Oliveira has a broad background, working in innovation systems and business design before she went back to college to study literature to become a Russian literature professor — something she put on hold when she started working at UNT. What she says she brought both to all these areas is her ability to see patterns.

“My passion is seeing patterns. If something interests me enough, I just keep digging and digging,” she says. “I think that's why I ended up getting into audits or other things that people in my role don't usually pursue. I'm inquisitive. I need to know.”

Themes pop out to her in the research world too. In her current role, she is seeing patterns related to ways innovation may be permanently changed going forward. 

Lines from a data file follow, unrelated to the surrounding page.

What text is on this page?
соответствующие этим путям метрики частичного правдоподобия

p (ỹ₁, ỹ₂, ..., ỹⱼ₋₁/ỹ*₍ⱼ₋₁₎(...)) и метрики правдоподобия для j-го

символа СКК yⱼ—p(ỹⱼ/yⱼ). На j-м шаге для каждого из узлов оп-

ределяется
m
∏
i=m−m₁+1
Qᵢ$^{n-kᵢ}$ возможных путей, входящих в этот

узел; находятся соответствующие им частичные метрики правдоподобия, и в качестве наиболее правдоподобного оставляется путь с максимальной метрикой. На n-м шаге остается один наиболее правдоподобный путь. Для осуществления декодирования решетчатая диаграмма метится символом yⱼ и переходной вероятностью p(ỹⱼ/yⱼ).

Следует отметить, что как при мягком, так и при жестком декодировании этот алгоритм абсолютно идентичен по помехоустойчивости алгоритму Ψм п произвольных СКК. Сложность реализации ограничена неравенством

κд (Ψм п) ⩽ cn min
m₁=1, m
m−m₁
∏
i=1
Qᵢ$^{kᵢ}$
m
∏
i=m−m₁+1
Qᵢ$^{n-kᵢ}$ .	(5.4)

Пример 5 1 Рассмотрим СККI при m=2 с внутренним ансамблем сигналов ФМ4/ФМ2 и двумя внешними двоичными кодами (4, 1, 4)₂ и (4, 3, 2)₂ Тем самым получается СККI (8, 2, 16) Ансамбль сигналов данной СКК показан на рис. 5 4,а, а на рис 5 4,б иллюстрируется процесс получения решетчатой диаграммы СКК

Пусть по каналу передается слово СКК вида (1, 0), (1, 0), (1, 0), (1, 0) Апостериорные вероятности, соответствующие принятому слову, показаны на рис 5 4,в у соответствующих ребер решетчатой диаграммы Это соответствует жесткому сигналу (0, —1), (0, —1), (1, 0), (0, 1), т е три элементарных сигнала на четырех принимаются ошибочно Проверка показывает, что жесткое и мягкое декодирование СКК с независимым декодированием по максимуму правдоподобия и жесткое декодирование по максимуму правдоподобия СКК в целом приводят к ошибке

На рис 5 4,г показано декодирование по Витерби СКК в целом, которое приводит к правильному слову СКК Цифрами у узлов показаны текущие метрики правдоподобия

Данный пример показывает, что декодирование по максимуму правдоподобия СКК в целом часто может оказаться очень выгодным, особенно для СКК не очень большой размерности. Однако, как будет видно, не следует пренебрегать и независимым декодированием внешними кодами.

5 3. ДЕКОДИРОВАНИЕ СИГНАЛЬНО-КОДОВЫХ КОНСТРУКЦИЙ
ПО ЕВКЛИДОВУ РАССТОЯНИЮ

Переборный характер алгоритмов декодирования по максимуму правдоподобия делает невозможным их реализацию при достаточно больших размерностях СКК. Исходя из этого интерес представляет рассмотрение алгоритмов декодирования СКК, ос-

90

“We’re in an amazing time because there all these inventions that are that are being forced. Crisis forces us to grow. We're not going to be able to put that genie back in the bottle. FDA is not going to be able to go back and slow walk people for years to get approvals before they release vaccines in the future,” Oliveira says. “I think at UNT we're on that precipice too, where we have such an ability to grow the research enterprise.”

Oliveira is very excited to be able to a part of all this change and to help students succeed.

“I'm just happy that I can give back to UNT,” she says. “It’s certainly not just about me. I'm just one person in this wheel.”